The code must learn itself! How? make the code learn from data.

And so you code

So to start you need to load Python and sklearn. We'll use a classifier named svm.

#!/usr/bin/python3
from sklearn import svm

Then we need data. No problem, here is a little bit of data.

x = [[2, 0], [1, 1], [2, 3]]
y = [0, 0, 1]

So what is x and y?

  • x are the measurements.
  • y is the output.

Look at y, there are two possible outputs: 0 and 1.

Remember, svm is a classifier. So it's output is either class 0 or class 1.

Train and predict

The next step, create the svm and train it. Like humans, Machine Learning algorithms need training or learning.

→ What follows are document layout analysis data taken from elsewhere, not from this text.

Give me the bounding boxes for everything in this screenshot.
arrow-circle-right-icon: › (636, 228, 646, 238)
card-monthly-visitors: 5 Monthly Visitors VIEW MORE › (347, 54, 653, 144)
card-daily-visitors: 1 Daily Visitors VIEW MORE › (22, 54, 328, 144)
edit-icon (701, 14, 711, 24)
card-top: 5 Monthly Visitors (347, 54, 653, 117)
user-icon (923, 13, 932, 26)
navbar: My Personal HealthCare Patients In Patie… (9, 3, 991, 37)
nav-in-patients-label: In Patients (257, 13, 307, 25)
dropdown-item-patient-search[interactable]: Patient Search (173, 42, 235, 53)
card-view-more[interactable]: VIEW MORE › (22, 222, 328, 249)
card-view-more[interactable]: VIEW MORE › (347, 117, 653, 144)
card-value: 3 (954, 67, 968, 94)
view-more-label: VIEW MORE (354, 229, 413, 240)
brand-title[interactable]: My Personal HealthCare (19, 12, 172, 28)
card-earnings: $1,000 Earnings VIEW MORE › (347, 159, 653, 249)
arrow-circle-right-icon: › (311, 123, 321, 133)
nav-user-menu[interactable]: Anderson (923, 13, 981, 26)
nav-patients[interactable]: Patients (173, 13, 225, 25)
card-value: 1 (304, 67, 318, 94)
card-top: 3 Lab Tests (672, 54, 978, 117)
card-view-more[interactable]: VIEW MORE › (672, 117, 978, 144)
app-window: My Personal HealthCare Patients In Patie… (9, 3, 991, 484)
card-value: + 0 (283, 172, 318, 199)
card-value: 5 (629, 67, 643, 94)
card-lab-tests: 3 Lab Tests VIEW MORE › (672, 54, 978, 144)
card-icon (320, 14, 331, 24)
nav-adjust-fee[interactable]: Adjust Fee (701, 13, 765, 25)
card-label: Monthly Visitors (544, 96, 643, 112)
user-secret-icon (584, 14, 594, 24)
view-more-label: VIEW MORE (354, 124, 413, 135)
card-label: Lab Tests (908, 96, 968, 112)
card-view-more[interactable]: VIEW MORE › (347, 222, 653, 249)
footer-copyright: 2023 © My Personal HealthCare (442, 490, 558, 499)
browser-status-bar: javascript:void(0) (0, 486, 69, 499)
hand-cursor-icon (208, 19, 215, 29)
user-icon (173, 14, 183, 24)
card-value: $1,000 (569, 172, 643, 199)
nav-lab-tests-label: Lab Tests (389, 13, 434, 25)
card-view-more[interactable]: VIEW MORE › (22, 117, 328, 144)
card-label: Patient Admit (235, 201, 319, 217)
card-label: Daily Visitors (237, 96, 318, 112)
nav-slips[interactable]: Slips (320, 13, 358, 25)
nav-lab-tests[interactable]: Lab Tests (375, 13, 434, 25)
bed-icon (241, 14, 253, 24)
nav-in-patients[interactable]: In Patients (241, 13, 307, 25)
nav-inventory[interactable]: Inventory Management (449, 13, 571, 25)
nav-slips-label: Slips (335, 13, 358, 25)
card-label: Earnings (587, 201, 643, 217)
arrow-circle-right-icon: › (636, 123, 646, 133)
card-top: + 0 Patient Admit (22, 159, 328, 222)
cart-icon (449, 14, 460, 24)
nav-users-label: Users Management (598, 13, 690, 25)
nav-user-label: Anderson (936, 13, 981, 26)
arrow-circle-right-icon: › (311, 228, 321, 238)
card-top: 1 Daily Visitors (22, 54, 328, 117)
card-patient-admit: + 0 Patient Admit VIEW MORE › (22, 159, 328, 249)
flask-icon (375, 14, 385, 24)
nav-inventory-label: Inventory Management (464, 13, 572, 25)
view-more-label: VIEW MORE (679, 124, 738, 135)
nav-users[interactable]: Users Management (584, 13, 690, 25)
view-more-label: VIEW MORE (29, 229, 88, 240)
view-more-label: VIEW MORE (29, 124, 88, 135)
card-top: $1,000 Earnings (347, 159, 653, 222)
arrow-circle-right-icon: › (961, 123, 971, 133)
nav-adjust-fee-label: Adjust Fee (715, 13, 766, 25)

clf = svm.SVC(kernel = 'linear')
clf.fit(x, y)

Training time!

After training is completed, it can classify. Given new data [2,0] which class is it:

print (clf.predict([[2,0]]))

The magical program below

#!/usr/bin/python3
from sklearn import svm

x = [[2, 0], [1, 1], [2, 3]]
y = [0, 0, 1]
clf = svm.SVC(kernel = 'linear')
clf.fit(x, y)
print (clf.predict([[2,0]]))

So if you were curious about the terminology

  • svm = support vector machine
  • classifier = algorithm which outputs class
  • fit = train algorithm
  • artificial intelligence = computer code + data
  • machine learning = algorithms + data

With respect to code, it doesn't really matter what we call it all.